The deal includes pension concessions by the union, Unifor, and a rare shift in work from Mexico to an Ontario facility, averting a strike that would have shut some of GM’s Canadian plants and affected some top-selling vehicles, such as the Chevrolet Equinox.
Under pattern bargaining, the first deal typically sets a template for the other automakers’ contracts. A second target company will be selected shortly.
“We have been absolutely straightforward with the automakers that we want investment in Canada,” Unifor National President Jerry Dias said in an interview. “This shows that to the other companies.”
Unifor wants Ford to keep its engine plant operating in Windsor, Ontario and called on Fiat Chrysler to upgrade a paint shop at its Brampton, Ontario plant.
The GM deal, reached early Tuesday, will ensure “hundreds of millions” in investment, Unifor said, including new jobs and higher wages. GM is expected to invest about C$400 million ($303 million) in Oshawa and C$120 million at the St Catharines powertrain plant, the Globe and Mail reported. Union members vote on the deal on Sunday.
The union agreed to a pure defined contribution plan for new workers, the first such plan under the master agreement that covers most assembly workers at GM, Ford and Fiat Chrysler. Veteran employees have defined benefit pensions and those hired since 2012 have a hybrid plan.
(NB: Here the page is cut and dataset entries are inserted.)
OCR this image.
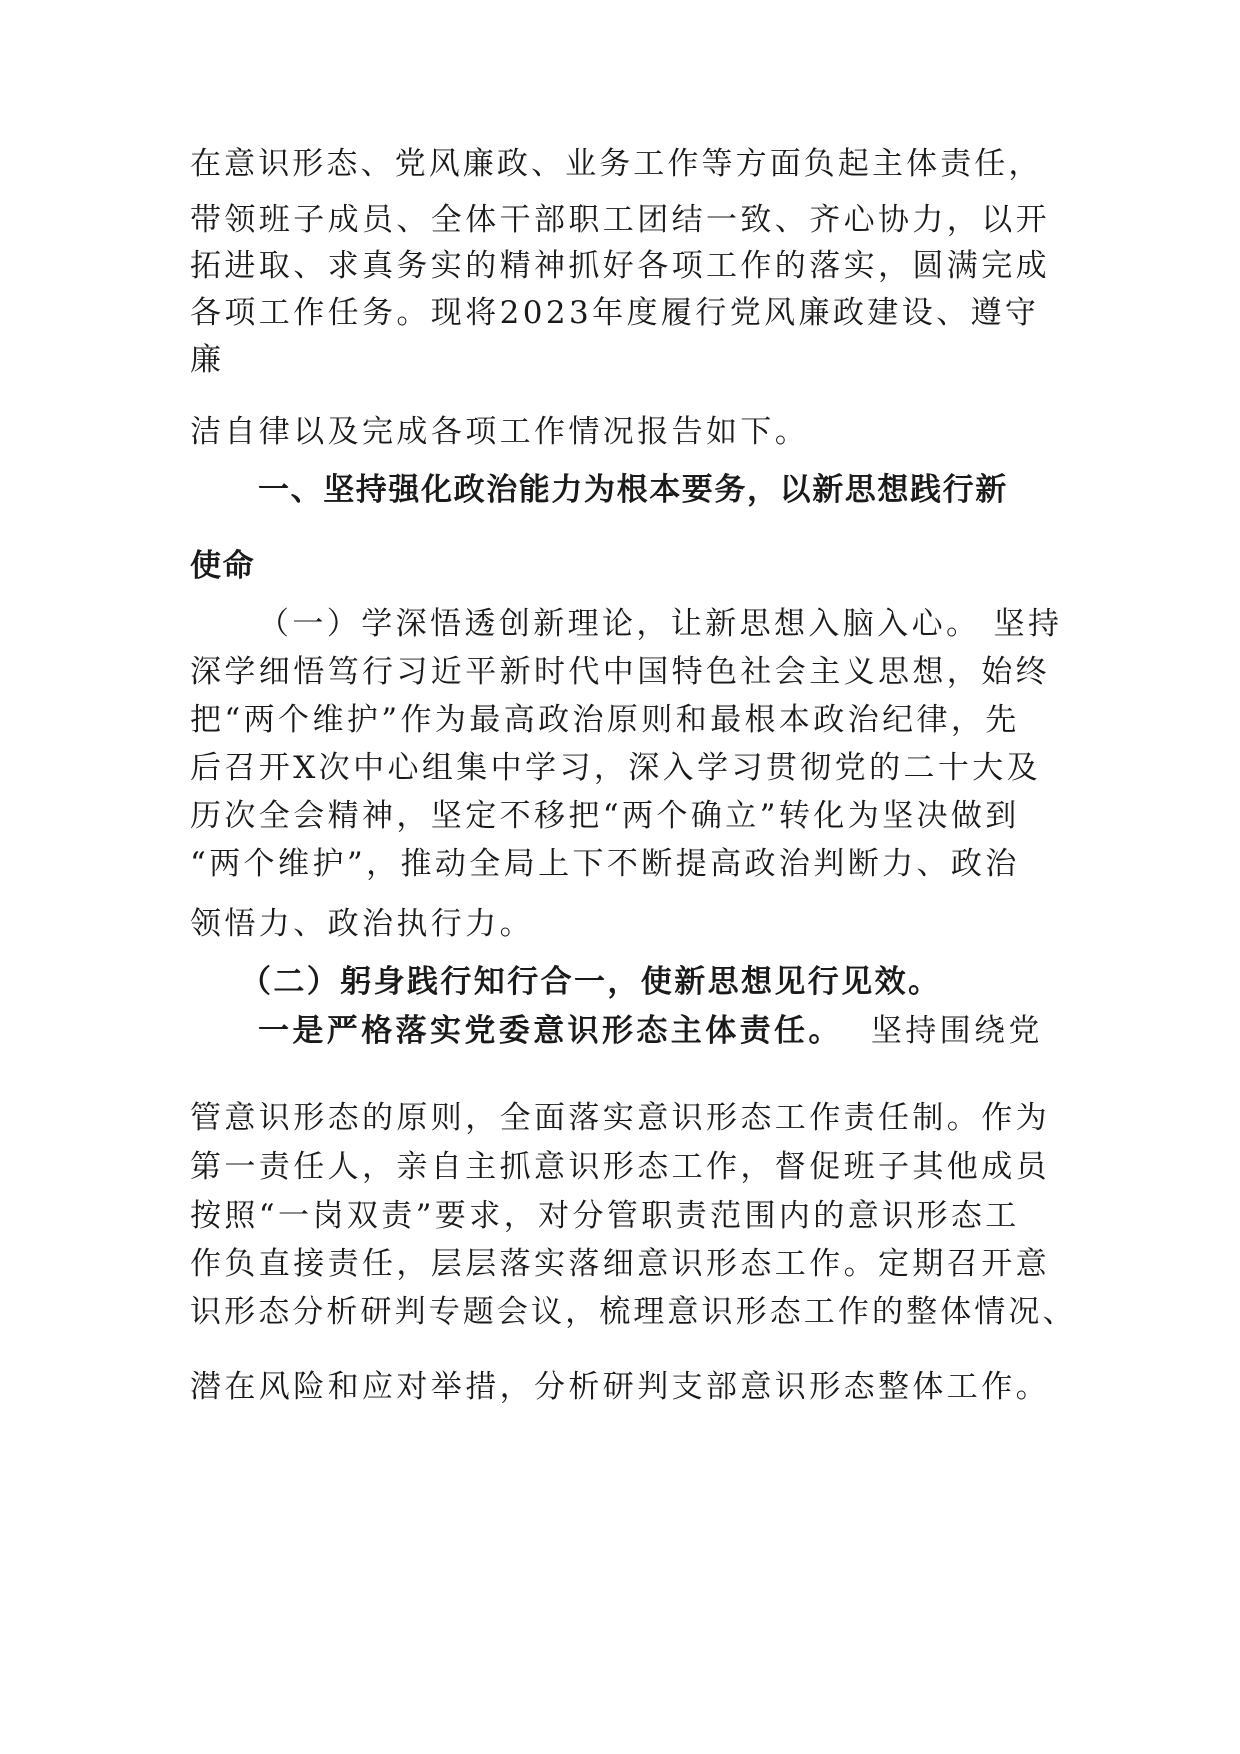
在意识形态、党风廉政、业务工作等方面负起主体责任，
带领班子成员、全体干部职工团结一致、齐心协力，以开
拓进取、求真务实的精神抓好各项工作的落实，圆满完成
各项工作任务。现将2023年度履行党风廉政建设、遵守
廉
洁自律以及完成各项工作情况报告如下。
一、坚持强化政治能力为根本要务，以新思想践行新
使命
（一）学深悟透创新理论，让新思想入脑入心。 坚持
深学细悟笃行习近平新时代中国特色社会主义思想，始终
把“两个维护”作为最高政治原则和最根本政治纪律，先
后召开X次中心组集中学习，深入学习贯彻党的二十大及
历次全会精神，坚定不移把“两个确立”转化为坚决做到
“两个维护”，推动全局上下不断提高政治判断力、政治
领悟力、政治执行力。
（二）躬身践行知行合一，使新思想见行见效。
一是严格落实党委意识形态主体责任。 坚持围绕党
管意识形态的原则，全面落实意识形态工作责任制。作为
第一责任人，亲自主抓意识形态工作，督促班子其他成员
按照“一岗双责”要求，对分管职责范围内的意识形态工
作负直接责任，层层落实落细意识形态工作。定期召开意
识形态分析研判专题会议，梳理意识形态工作的整体情况、
潜在风险和应对举措，分析研判支部意识形态整体工作。
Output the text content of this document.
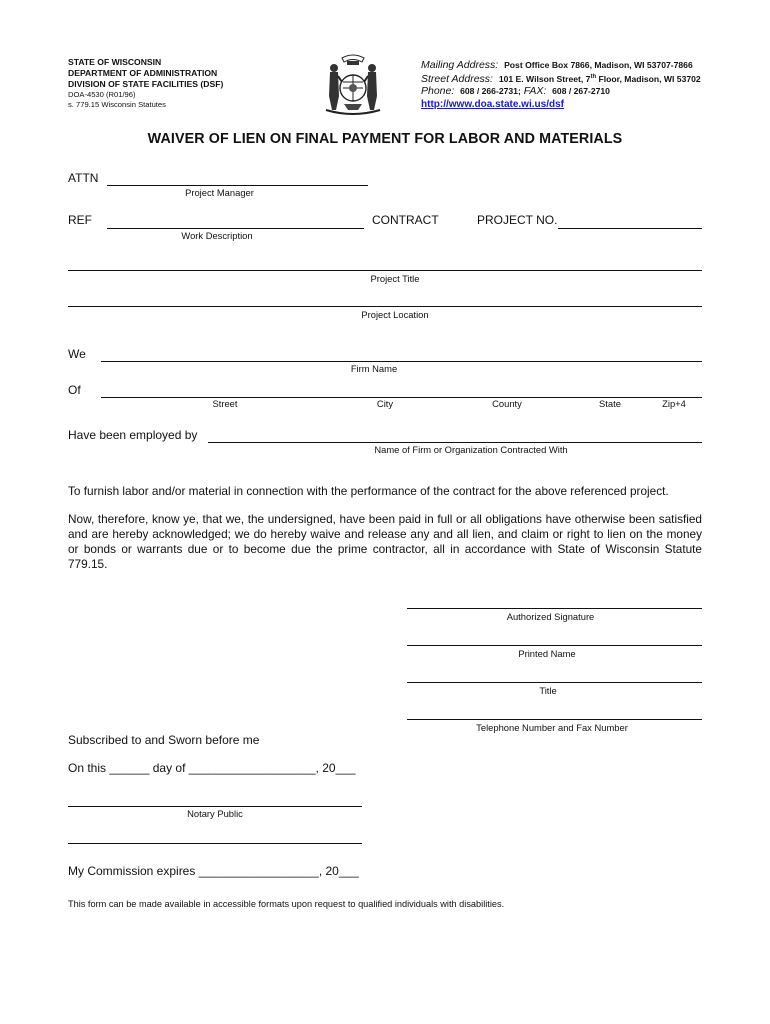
STATE OF WISCONSIN
DEPARTMENT OF ADMINISTRATION
DIVISION OF STATE FACILITIES (DSF)
DOA-4530 (R01/96)
s. 779.15 Wisconsin Statutes
Mailing Address: Post Office Box 7866, Madison, WI 53707-7866
Street Address: 101 E. Wilson Street, 7th Floor, Madison, WI 53702
Phone: 608 / 266-2731; FAX: 608 / 267-2710
http://www.doa.state.wi.us/dsf
WAIVER OF LIEN ON FINAL PAYMENT FOR LABOR AND MATERIALS
ATTN
Project Manager
REF
Work Description
CONTRACT	PROJECT NO.
Project Title
Project Location
We
Firm Name
Of
Street	City	County	State	Zip+4
Have been employed by
Name of Firm or Organization Contracted With
To furnish labor and/or material in connection with the performance of the contract for the above referenced project.
Now, therefore, know ye, that we, the undersigned, have been paid in full or all obligations have otherwise been satisfied and are hereby acknowledged; we do hereby waive and release any and all lien, and claim or right to lien on the money or bonds or warrants due or to become due the prime contractor, all in accordance with State of Wisconsin Statute 779.15.
Authorized Signature
Printed Name
Title
Telephone Number and Fax Number
Subscribed to and Sworn before me
On this ______ day of ___________________, 20___
Notary Public
My Commission expires __________________, 20___
This form can be made available in accessible formats upon request to qualified individuals with disabilities.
The deal is positive for the Canadian auto industry, which has lost jobs to lower-cost markets in the United States and Mexico. While GM agreed this year to move some truck production from Mexico to Michigan, it is rare for an automaker to shift production from Mexico to Canada.
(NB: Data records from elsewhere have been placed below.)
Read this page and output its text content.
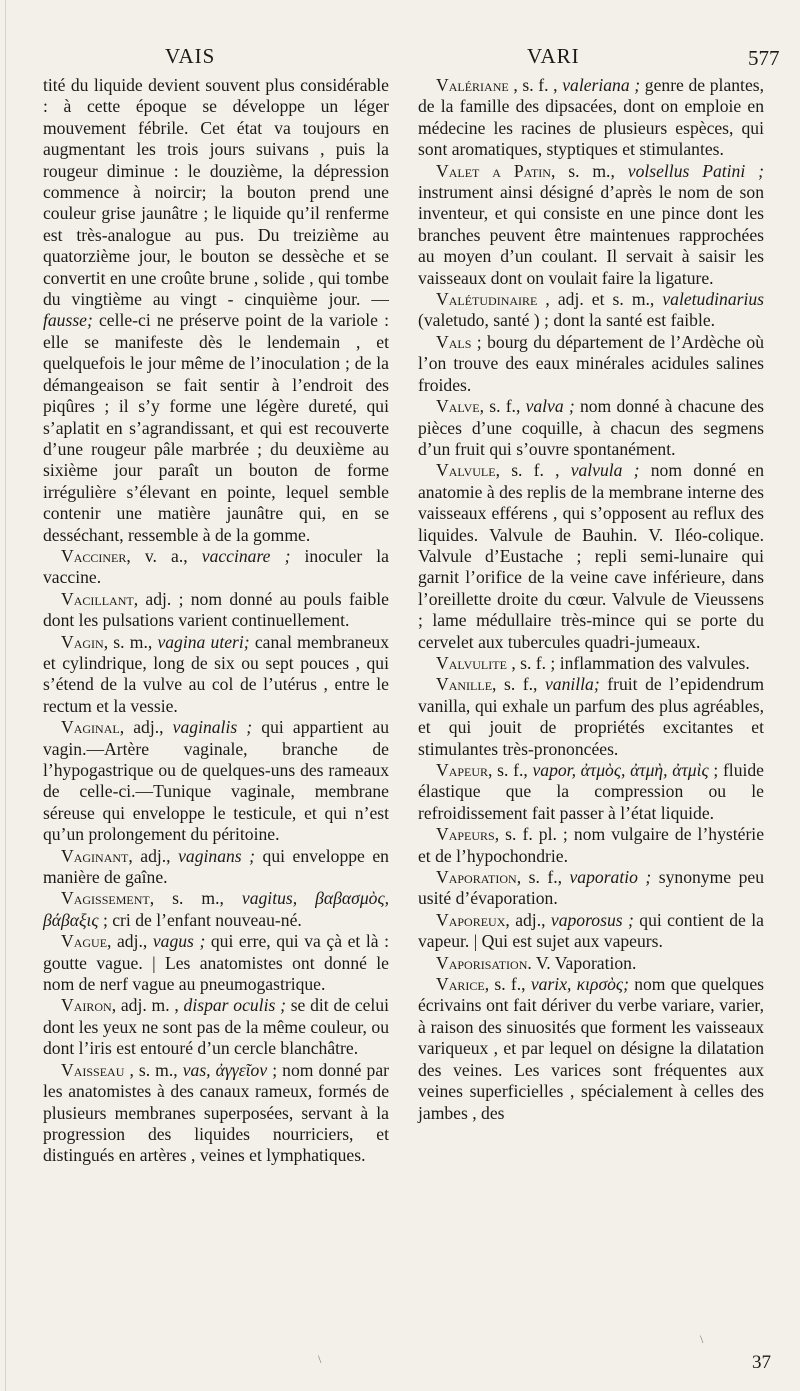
VAIS	VARI	577

tité du liquide devient souvent plus considérable : à cette époque se développe un léger mouvement fébrile. Cet état va toujours en augmentant les trois jours suivans , puis la rougeur diminue : le douzième, la dépression commence à noircir; la bouton prend une couleur grise jaunâtre ; le liquide qu’il renferme est très-analogue au pus. Du treizième au quatorzième jour, le bouton se dessèche et se convertit en une croûte brune , solide , qui tombe du vingtième au vingt - cinquième jour. — fausse; celle-ci ne préserve point de la variole : elle se manifeste dès le lendemain , et quelquefois le jour même de l’inoculation ; de la démangeaison se fait sentir à l’endroit des piqûres ; il s’y forme une légère dureté, qui s’aplatit en s’agrandissant, et qui est recouverte d’une rougeur pâle marbrée ; du deuxième au sixième jour paraît un bouton de forme irrégulière s’élevant en pointe, lequel semble contenir une matière jaunâtre qui, en se desséchant, ressemble à de la gomme.

Vacciner, v. a., vaccinare ; inoculer la vaccine.

Vacillant, adj. ; nom donné au pouls faible dont les pulsations varient continuellement.

Vagin, s. m., vagina uteri; canal membraneux et cylindrique, long de six ou sept pouces , qui s’étend de la vulve au col de l’utérus , entre le rectum et la vessie.

Vaginal, adj., vaginalis ; qui appartient au vagin.—Artère vaginale, branche de l’hypogastrique ou de quelques-uns des rameaux de celle-ci.—Tunique vaginale, membrane séreuse qui enveloppe le testicule, et qui n’est qu’un prolongement du péritoine.

Vaginant, adj., vaginans ; qui enveloppe en manière de gaîne.

Vagissement, s. m., vagitus, βαβασμὸς, βάβαξις ; cri de l’enfant nouveau-né.

Vague, adj., vagus ; qui erre, qui va çà et là : goutte vague. | Les anatomistes ont donné le nom de nerf vague au pneumogastrique.

Vairon, adj. m. , dispar oculis ; se dit de celui dont les yeux ne sont pas de la même couleur, ou dont l’iris est entouré d’un cercle blanchâtre.

Vaisseau , s. m., vas, ἀγγεῖον ; nom donné par les anatomistes à des canaux rameux, formés de plusieurs membranes superposées, servant à la progression des liquides nourriciers, et distingués en artères , veines et lymphatiques.

Valériane , s. f. , valeriana ; genre de plantes, de la famille des dipsacées, dont on emploie en médecine les racines de plusieurs espèces, qui sont aromatiques, styptiques et stimulantes.

Valet a Patin, s. m., volsellus Patini ; instrument ainsi désigné d’après le nom de son inventeur, et qui consiste en une pince dont les branches peuvent être maintenues rapprochées au moyen d’un coulant. Il servait à saisir les vaisseaux dont on voulait faire la ligature.

Valétudinaire , adj. et s. m., valetudinarius (valetudo, santé ) ; dont la santé est faible.

Vals ; bourg du département de l’Ardèche où l’on trouve des eaux minérales acidules salines froides.

Valve, s. f., valva ; nom donné à chacune des pièces d’une coquille, à chacun des segmens d’un fruit qui s’ouvre spontanément.

Valvule, s. f. , valvula ; nom donné en anatomie à des replis de la membrane interne des vaisseaux efférens , qui s’opposent au reflux des liquides. Valvule de Bauhin. V. Iléo-colique. Valvule d’Eustache ; repli semi-lunaire qui garnit l’orifice de la veine cave inférieure, dans l’oreillette droite du cœur. Valvule de Vieussens ; lame médullaire très-mince qui se porte du cervelet aux tubercules quadri-jumeaux.

Valvulite , s. f. ; inflammation des valvules.

Vanille, s. f., vanilla; fruit de l’epidendrum vanilla, qui exhale un parfum des plus agréables, et qui jouit de propriétés excitantes et stimulantes très-prononcées.

Vapeur, s. f., vapor, ἀτμὸς, ἀτμὴ, ἀτμὶς ; fluide élastique que la compression ou le refroidissement fait passer à l’état liquide.

Vapeurs, s. f. pl. ; nom vulgaire de l’hystérie et de l’hypochondrie.

Vaporation, s. f., vaporatio ; synonyme peu usité d’évaporation.

Vaporeux, adj., vaporosus ; qui contient de la vapeur. | Qui est sujet aux vapeurs.

Vaporisation. V. Vaporation.

Varice, s. f., varix, κιρσὸς; nom que quelques écrivains ont fait dériver du verbe variare, varier, à raison des sinuosités que forment les vaisseaux variqueux , et par lequel on désigne la dilatation des veines. Les varices sont fréquentes aux veines superficielles , spécialement à celles des jambes , des

\
\
37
“It’s a big deal,” said analyst Sam Fiorani at AutoForecast Solutions. “The drawback for Canada has never been the quality of the labor, which is high. It’s the energy costs.”
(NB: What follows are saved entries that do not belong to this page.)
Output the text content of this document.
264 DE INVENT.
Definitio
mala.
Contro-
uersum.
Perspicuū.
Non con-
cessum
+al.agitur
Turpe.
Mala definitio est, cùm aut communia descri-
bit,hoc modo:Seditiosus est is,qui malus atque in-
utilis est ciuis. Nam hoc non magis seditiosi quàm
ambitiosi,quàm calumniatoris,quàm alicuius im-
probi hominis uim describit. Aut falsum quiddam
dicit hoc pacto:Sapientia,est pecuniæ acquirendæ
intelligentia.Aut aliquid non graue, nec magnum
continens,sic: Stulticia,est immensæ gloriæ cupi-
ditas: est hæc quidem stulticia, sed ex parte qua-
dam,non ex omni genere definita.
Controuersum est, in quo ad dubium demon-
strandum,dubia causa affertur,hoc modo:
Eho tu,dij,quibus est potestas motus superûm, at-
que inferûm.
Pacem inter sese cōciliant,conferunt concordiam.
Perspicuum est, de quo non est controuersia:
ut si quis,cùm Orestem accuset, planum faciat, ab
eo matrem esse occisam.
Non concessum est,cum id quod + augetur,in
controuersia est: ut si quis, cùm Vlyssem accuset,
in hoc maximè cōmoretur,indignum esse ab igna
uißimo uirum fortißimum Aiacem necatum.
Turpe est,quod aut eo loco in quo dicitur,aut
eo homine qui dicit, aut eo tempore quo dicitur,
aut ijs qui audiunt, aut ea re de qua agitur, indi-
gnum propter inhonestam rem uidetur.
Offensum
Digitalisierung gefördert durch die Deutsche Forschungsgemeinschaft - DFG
Any change in Ontario’s policy to lower its energy costs for automakers would “be a huge win for Canada,” he said.
GM Canada said it will look for government funding to support its investments. GM spokesman Tom Wickham declined to give further details.
The federal government recently agreed to offer automakers grants rather than loans, which helped both sides reach a deal, according to a source directly involved in the talks.
Canada industry ministry spokesman Philip Proulx declined to comment on specifics on funding, adding “we are in the process of reviewing the terms” of the fund.
The Ontario government said it will “provide further information regarding potential government support at the appropriate time.”
Dias did not say what vehicle model or models would be built in Oshawa, but said the car plant would become capable of producing trucks.
A four-year contract covering some 20,000 Canadian autoworkers at the three automakers expired on Sept. 19.